Psychiatric intake notes (also known as initial evaluation notes) play a crucial role in mental health documentation. They record the patient's first psychiatric evaluation, form the basis of ongoing care, and facilitate clear communication between healthcare providers. Crafting an accurate, thorough, and compliant psychiatric intake note is essential for legal, clinical, and therapeutic reasons.


In This Article, You Will Learn:

  • The key components of a well-written psychiatric intake note

  • Best practices for clear, professional documentation

  • A structured template you can adapt for your practice


Important Disclaimer: This article is for informational purposes only and not a substitute for clinical or legal advice. Always follow local practice guidelines, HIPAA (or other relevant privacy laws), and consult with your supervisor or institution if you have specific documentation questions.

Why Proper Documentation Matters for Psychiatric Intake Assessments


Proper documentation in psychiatric intakes benefits both clinicians and patients in several ways:

  • Ensures continuity of care for the patient

  • Provides clear communication among clinical team members

  • Protects against medico-legal risks

  • Facilitates accurate diagnosis and individualized treatment planning

  • Promotes patient safety through explicit documentation of risk assessment


Key Components of a Psychiatric Intake Note


A psychiatric intake note generally includes the following components, organized logically to guide assessment and treatment:

  1. Identifying Information & Chief Complaint (CC)

  2. History of Present Illness (HPI)

  3. Past Psychiatric History

  4. Substance Use History

  5. Medical History

  6. Medications and Allergies

  7. Family History

  8. Social & Developmental History

  9. Mental Status Examination (MSE)

  10. Assessment (Diagnostic Impression)

  11. Treatment Plan

Let's detail each one.


1. Identifying Information & Chief Complaint


Begin the note by clearly documenting basic patient information and the patient's exact reason for seeking care, ideally in their own words.


Example:

  • Name/Age/Gender: "Maria L., 28-year-old female"

  • Chief Complaint: "I feel so depressed; I don't want to get out of bed."


2. History of Present Illness (HPI)


Describe in detail the presenting problem:

  • Symptom onset and progression

  • Stressors/factors contributing to aggravation or alleviation

  • Daily functioning impact (work, relationships)

  • Treatments or coping methods attempted


Example: "Maria reports depression gradually worsening over the last three months following job loss. Symptoms include persistent sadness, fatigue, anhedonia, and disrupted sleep. Denies suicidal ideation. No prior psychiatric treatment attempted. Symptoms significantly impair ability to seek new employment and maintain social relationships."

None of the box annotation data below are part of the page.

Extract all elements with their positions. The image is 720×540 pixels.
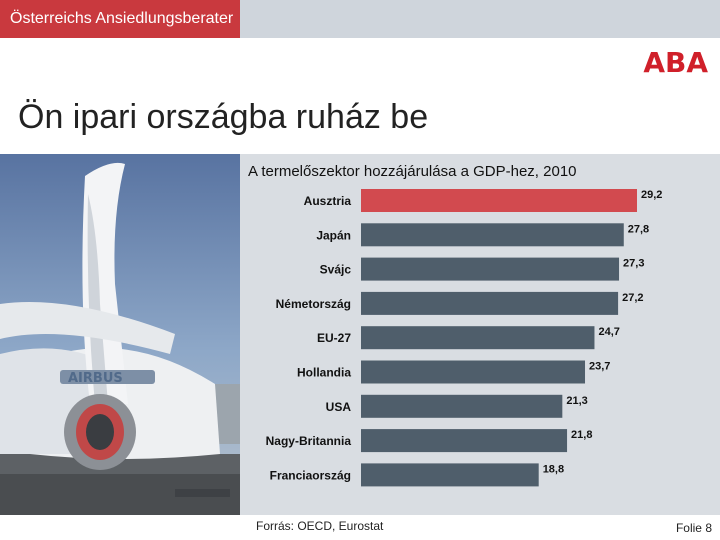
category-label: Ausztria — [304, 194, 352, 208]
bar-Hollandia — [361, 360, 586, 384]
bar-Nagy-Britannia — [361, 429, 568, 453]
slide-number: Folie 8 — [675, 521, 712, 535]
value-label: 29,2 — [641, 189, 662, 201]
svg-text:AIRBUS: AIRBUS — [68, 371, 123, 386]
value-label: 21,3 — [566, 395, 587, 407]
bar-Ausztria — [361, 189, 637, 212]
value-label: 27,8 — [628, 223, 649, 235]
bar-Franciaország — [361, 463, 539, 487]
airbus-photo: AIRBUS — [0, 154, 240, 515]
category-label: EU-27 — [317, 331, 351, 345]
bar-Németország — [361, 291, 619, 315]
chart-title: A termelőszektor hozzájárulása a GDP-hez… — [248, 163, 577, 180]
category-label: Németország — [276, 297, 351, 311]
category-label: Franciaország — [270, 468, 351, 482]
value-label: 23,7 — [589, 361, 610, 373]
bar-EU-27 — [361, 326, 595, 350]
category-label: Nagy-Britannia — [266, 434, 352, 448]
bar-Japán — [361, 223, 624, 247]
category-label: Svájc — [320, 263, 352, 277]
value-label: 24,7 — [598, 326, 619, 338]
value-label: 18,8 — [543, 463, 564, 475]
brand-banner: Österreichs Ansiedlungsberater — [0, 0, 240, 38]
source-note: Forrás: OECD, Eurostat — [256, 519, 384, 533]
bar-USA — [361, 394, 563, 418]
value-label: 27,2 — [622, 292, 643, 304]
slide-title: Ön ipari országba ruház be — [18, 98, 429, 136]
category-label: USA — [326, 400, 352, 414]
bar-chart: Ausztria 29,2 Japán 27,8 Svájc 27,3 Németorszá… — [266, 189, 662, 487]
value-label: 21,8 — [571, 429, 592, 441]
aba-logo: ABA — [643, 46, 708, 79]
category-label: Japán — [316, 228, 351, 242]
category-label: Hollandia — [297, 366, 351, 380]
value-label: 27,3 — [623, 258, 644, 270]
bar-Svájc — [361, 257, 620, 281]
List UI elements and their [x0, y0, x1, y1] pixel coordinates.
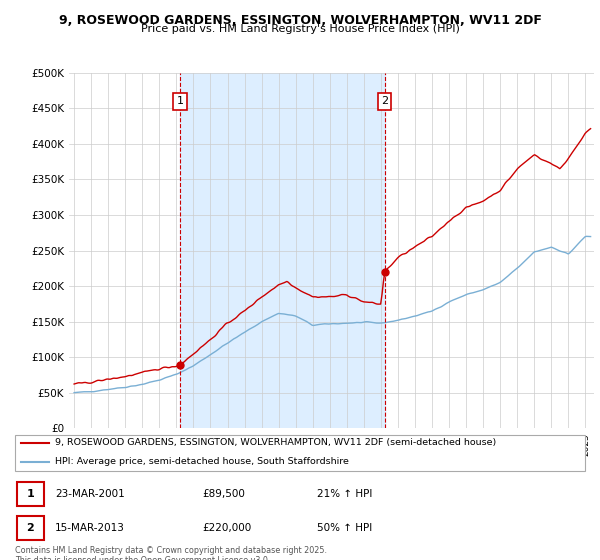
Text: 50% ↑ HPI: 50% ↑ HPI: [317, 522, 373, 533]
Text: £220,000: £220,000: [202, 522, 251, 533]
Text: Price paid vs. HM Land Registry's House Price Index (HPI): Price paid vs. HM Land Registry's House …: [140, 24, 460, 34]
Text: Contains HM Land Registry data © Crown copyright and database right 2025.
This d: Contains HM Land Registry data © Crown c…: [15, 546, 327, 560]
FancyBboxPatch shape: [17, 516, 44, 540]
FancyBboxPatch shape: [15, 435, 585, 471]
Text: 15-MAR-2013: 15-MAR-2013: [55, 522, 125, 533]
Text: 2: 2: [381, 96, 388, 106]
Text: 21% ↑ HPI: 21% ↑ HPI: [317, 489, 373, 500]
Text: 9, ROSEWOOD GARDENS, ESSINGTON, WOLVERHAMPTON, WV11 2DF (semi-detached house): 9, ROSEWOOD GARDENS, ESSINGTON, WOLVERHA…: [55, 438, 496, 447]
Text: 1: 1: [176, 96, 184, 106]
Text: 2: 2: [26, 522, 34, 533]
Text: 9, ROSEWOOD GARDENS, ESSINGTON, WOLVERHAMPTON, WV11 2DF: 9, ROSEWOOD GARDENS, ESSINGTON, WOLVERHA…: [59, 14, 541, 27]
Text: £89,500: £89,500: [202, 489, 245, 500]
FancyBboxPatch shape: [17, 482, 44, 506]
Text: 23-MAR-2001: 23-MAR-2001: [55, 489, 125, 500]
Bar: [180, 73, 385, 428]
Text: HPI: Average price, semi-detached house, South Staffordshire: HPI: Average price, semi-detached house,…: [55, 458, 349, 466]
Text: 1: 1: [26, 489, 34, 500]
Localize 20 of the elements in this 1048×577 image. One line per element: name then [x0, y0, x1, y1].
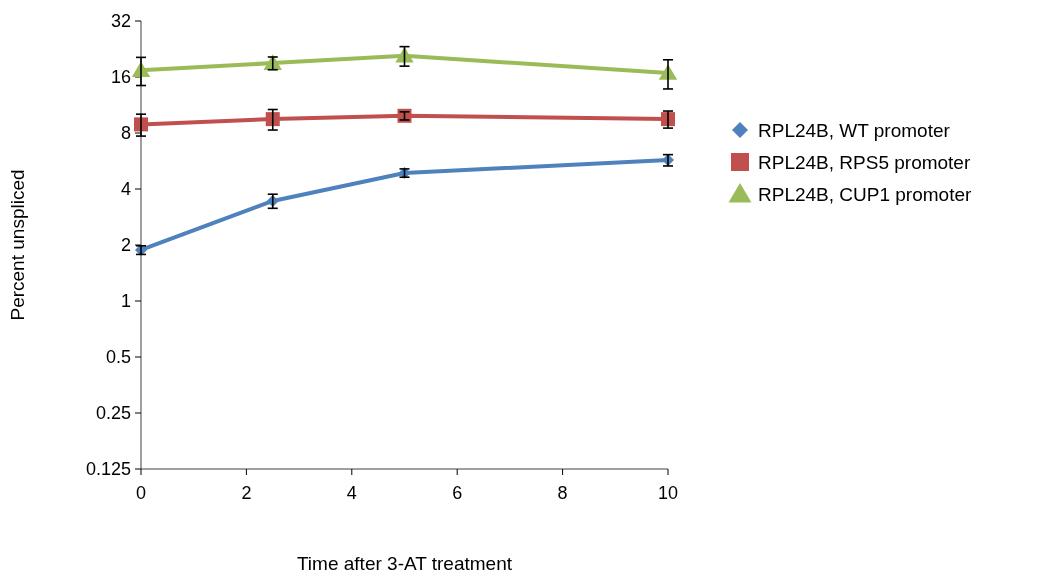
x-tick-label: 10 [657, 483, 679, 503]
y-tick-label: 4 [120, 179, 131, 200]
y-tick-label: 2 [120, 235, 131, 256]
legend-label: RPL24B, RPS5 promoter [758, 151, 971, 173]
y-tick-label: 16 [110, 67, 131, 88]
y-tick-label: 1 [120, 291, 131, 312]
y-tick-label: 8 [120, 123, 131, 144]
x-tick-label: 4 [346, 483, 357, 503]
x-tick-label: 6 [452, 483, 463, 503]
x-axis-title: Time after 3-AT treatment [296, 553, 513, 574]
y-tick-label: 0.125 [85, 459, 131, 480]
x-tick-label: 2 [241, 483, 252, 503]
y-tick-label: 32 [110, 11, 131, 32]
legend-label: RPL24B, CUP1 promoter [758, 183, 972, 205]
y-tick-label: 0.5 [105, 347, 131, 368]
x-tick-label: 8 [557, 483, 568, 503]
y-axis-title: Percent unspliced [7, 169, 28, 321]
x-tick-label: 0 [135, 483, 147, 503]
y-tick-label: 0.25 [95, 403, 131, 424]
legend-label: RPL24B, WT promoter [758, 119, 951, 141]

3. Past Psychiatric History


Include previous diagnoses, treatments, hospitalizations, medicines, suicide attempts, trauma, or abuse history.


4. Substance Use History


Document current and past use of substances including tobacco, alcohol, illicit drugs, prescription misuse, frequency, duration, and related treatment history.


5. Medical History


Briefly describe pertinent medical conditions, especially those that might impact psychiatric diagnosis (e.g., thyroid disorders), and relevant medications or allergies.

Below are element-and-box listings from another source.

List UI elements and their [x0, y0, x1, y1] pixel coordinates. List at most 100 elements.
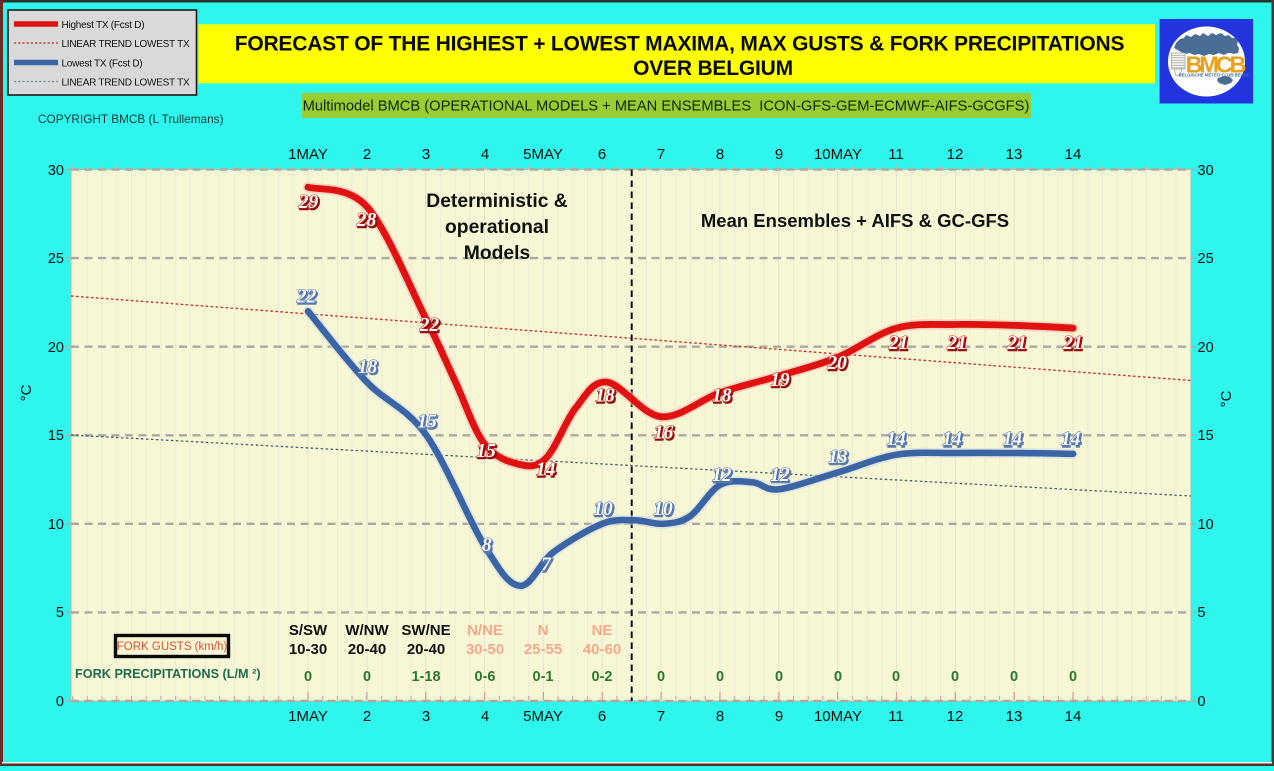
svg-text:6: 6 [598, 146, 606, 163]
svg-text:21: 21 [888, 333, 909, 354]
svg-text:°C: °C [1218, 390, 1235, 407]
svg-text:Models: Models [464, 243, 530, 264]
svg-text:0: 0 [716, 669, 724, 685]
svg-text:14: 14 [1003, 429, 1023, 450]
svg-text:1MAY: 1MAY [288, 146, 328, 163]
svg-text:3: 3 [422, 708, 430, 725]
svg-text:12: 12 [712, 465, 732, 486]
svg-text:S/SW: S/SW [289, 622, 328, 639]
svg-text:13: 13 [1006, 708, 1023, 725]
svg-text:22: 22 [296, 287, 317, 308]
svg-text:5: 5 [1198, 605, 1206, 621]
svg-text:11: 11 [888, 146, 904, 163]
svg-text:0-1: 0-1 [533, 669, 554, 685]
svg-text:14: 14 [1065, 146, 1082, 163]
svg-text:14: 14 [942, 429, 962, 450]
svg-text:20: 20 [48, 340, 64, 356]
svg-text:13: 13 [1006, 146, 1023, 163]
svg-text:5MAY: 5MAY [523, 708, 563, 725]
svg-text:0: 0 [834, 669, 842, 685]
svg-text:4: 4 [481, 146, 489, 163]
svg-text:9: 9 [775, 708, 783, 725]
svg-text:Deterministic &: Deterministic & [426, 191, 568, 212]
svg-text:18: 18 [595, 386, 615, 407]
svg-text:0: 0 [657, 669, 665, 685]
svg-text:10-30: 10-30 [289, 641, 327, 658]
svg-text:30-50: 30-50 [466, 641, 504, 658]
svg-text:NE: NE [592, 622, 613, 639]
svg-text:1-18: 1-18 [411, 669, 440, 685]
svg-text:N: N [538, 622, 549, 639]
svg-text:20: 20 [826, 353, 847, 374]
svg-text:10: 10 [1198, 517, 1214, 533]
svg-text:19: 19 [770, 370, 790, 391]
svg-text:COPYRIGHT BMCB (L Trullemans): COPYRIGHT BMCB (L Trullemans) [38, 112, 224, 126]
svg-text:FORK PRECIPITATIONS (L/M ²): FORK PRECIPITATIONS (L/M ²) [75, 667, 261, 681]
svg-text:FORECAST OF THE HIGHEST + LOWE: FORECAST OF THE HIGHEST + LOWEST MAXIMA,… [235, 33, 1125, 56]
svg-text:14: 14 [1061, 429, 1081, 450]
svg-text:14: 14 [536, 460, 556, 481]
svg-text:21: 21 [1062, 333, 1083, 354]
svg-text:18: 18 [712, 386, 732, 407]
svg-text:°C: °C [18, 384, 35, 401]
svg-text:Multimodel BMCB (OPERATIONAL M: Multimodel BMCB (OPERATIONAL MODELS + ME… [303, 99, 1030, 115]
svg-text:15: 15 [48, 428, 64, 444]
svg-text:0: 0 [892, 669, 900, 685]
svg-text:20-40: 20-40 [348, 641, 386, 658]
svg-text:FORK GUSTS (km/h): FORK GUSTS (km/h) [117, 641, 228, 653]
svg-text:W/NW: W/NW [345, 622, 389, 639]
svg-text:11: 11 [888, 708, 904, 725]
svg-text:25: 25 [48, 251, 64, 267]
svg-text:BELGISCHE METEO CLUB BELGE: BELGISCHE METEO CLUB BELGE [1179, 72, 1250, 77]
svg-text:0-2: 0-2 [592, 669, 613, 685]
svg-text:25: 25 [1198, 251, 1214, 267]
svg-text:30: 30 [48, 163, 64, 179]
svg-text:operational: operational [445, 217, 549, 238]
svg-text:0: 0 [363, 669, 371, 685]
svg-text:7: 7 [541, 555, 552, 576]
svg-text:LINEAR TREND LOWEST TX: LINEAR TREND LOWEST TX [62, 39, 190, 50]
svg-text:28: 28 [356, 210, 377, 231]
svg-text:21: 21 [1006, 333, 1027, 354]
svg-text:0: 0 [304, 669, 312, 685]
svg-text:Mean Ensembles + AIFS & GC-GFS: Mean Ensembles + AIFS & GC-GFS [701, 210, 1009, 231]
svg-text:13: 13 [828, 447, 848, 468]
svg-text:7: 7 [657, 708, 665, 725]
svg-text:SW/NE: SW/NE [401, 622, 450, 639]
svg-text:10: 10 [593, 499, 613, 520]
svg-text:29: 29 [298, 192, 319, 213]
svg-text:2: 2 [363, 146, 371, 163]
svg-text:14: 14 [886, 429, 906, 450]
svg-text:9: 9 [775, 146, 783, 163]
svg-text:15: 15 [476, 441, 496, 462]
svg-text:5: 5 [56, 605, 64, 621]
svg-text:Lowest TX (Fcst D): Lowest TX (Fcst D) [62, 59, 143, 70]
svg-text:7: 7 [657, 146, 665, 163]
svg-text:0: 0 [56, 694, 64, 710]
svg-text:8: 8 [482, 535, 492, 556]
svg-text:0: 0 [775, 669, 783, 685]
svg-text:0: 0 [1198, 694, 1206, 710]
svg-text:14: 14 [1065, 708, 1082, 725]
svg-text:30: 30 [1198, 163, 1214, 179]
svg-text:0: 0 [1069, 669, 1077, 685]
svg-text:OVER BELGIUM: OVER BELGIUM [633, 57, 793, 80]
svg-text:3: 3 [422, 146, 430, 163]
svg-text:0: 0 [1010, 669, 1018, 685]
svg-text:10: 10 [48, 517, 64, 533]
svg-text:21: 21 [946, 333, 967, 354]
svg-text:8: 8 [716, 146, 724, 163]
svg-text:40-60: 40-60 [583, 641, 621, 658]
svg-text:5MAY: 5MAY [523, 146, 563, 163]
svg-text:15: 15 [417, 412, 437, 433]
svg-text:20: 20 [1198, 340, 1214, 356]
svg-text:12: 12 [947, 146, 964, 163]
svg-text:20-40: 20-40 [407, 641, 445, 658]
svg-text:12: 12 [947, 708, 964, 725]
svg-text:0-6: 0-6 [475, 669, 496, 685]
svg-text:10: 10 [653, 499, 673, 520]
svg-text:Highest TX (Fcst D): Highest TX (Fcst D) [62, 20, 145, 31]
svg-text:2: 2 [363, 708, 371, 725]
svg-text:12: 12 [770, 465, 790, 486]
svg-text:8: 8 [716, 708, 724, 725]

6. Medications and Allergies


Clearly list current medications with dosages and known allergies or adverse reactions.


7. Family History


Include family psychiatric and relevant medical histories (e.g., "Father with Bipolar Disorder," "Maternal grandmother died by suicide"), providing insight into genetic or environmental risks.


8. Social & Developmental History


Summarize social factors (relationships, living situation, employment, education) and developmental history (especially for adolescents and children), including any significant stressors or supports.


9. Mental Status Examination (MSE)


An objective summary of the patient’s presentation during evaluation, documenting:

  • Appearance and Behavior: grooming, hygiene, notable behaviors

  • Speech: quantity, rate, tone, abnormalities

  • Mood (patient-reported) and Affect (your observation): congruence, range, appropriateness

  • Thought Process: organized, tangential, etc.

  • Thought Content: presence or absence of delusions, suicidal/homicidal ideation

  • Perception: hallucinations or other disturbances

  • Cognition: orientation, memory, abstraction, attention/concentration

  • Insight and Judgment: patient’s understanding of illness and decision-making capacity


Example MSE Excerpt: "Patient appears fatigued, casually but appropriately dressed, makes intermittent eye contact. Speech slow, soft-spoken. Mood 'depressed,' affect congruent, restricted. Thought process coherent but slow. Denies suicidal/homicidal ideation or perceptual disturbances. Cognition intact, oriented ×4. Fair insight, judgment intact."


10. Assessment and Diagnostic Impression


Clearly state your clinical interpretation and include DSM-5 diagnoses or differential diagnoses, ranked by priority. Include risk assessment explicitly.


Example: "Maria L. is a 28-year-old female presenting with a three-month history of depressive symptoms following unemployment. Diagnoses:

  1. Major Depressive Disorder, single episode, moderate severity (DSM-5 296.22).

  2. Adjustment Disorder with Mixed Anxiety and Depressed Mood (to rule out). Low acute suicide risk but will monitor closely."


11. Treatment Plan


Clearly outline next steps related to identified problems, such as:

  • Recommended psychiatric medications or therapy referrals (include informed consent discussion)

  • Additional medical or psychological evaluations suggested

  • Safety planning considerations

  • Patient education provided

  • Plans for follow-up appointments or referrals


Example Treatment Plan:

  • Medication: Initiate sertraline 25mg daily for depression/anxiety after discussion of risks and benefits; obtain informed consent.

  • Psychotherapy: Referred to outpatient Cognitive Behavioral Therapy (CBT), provided therapist list.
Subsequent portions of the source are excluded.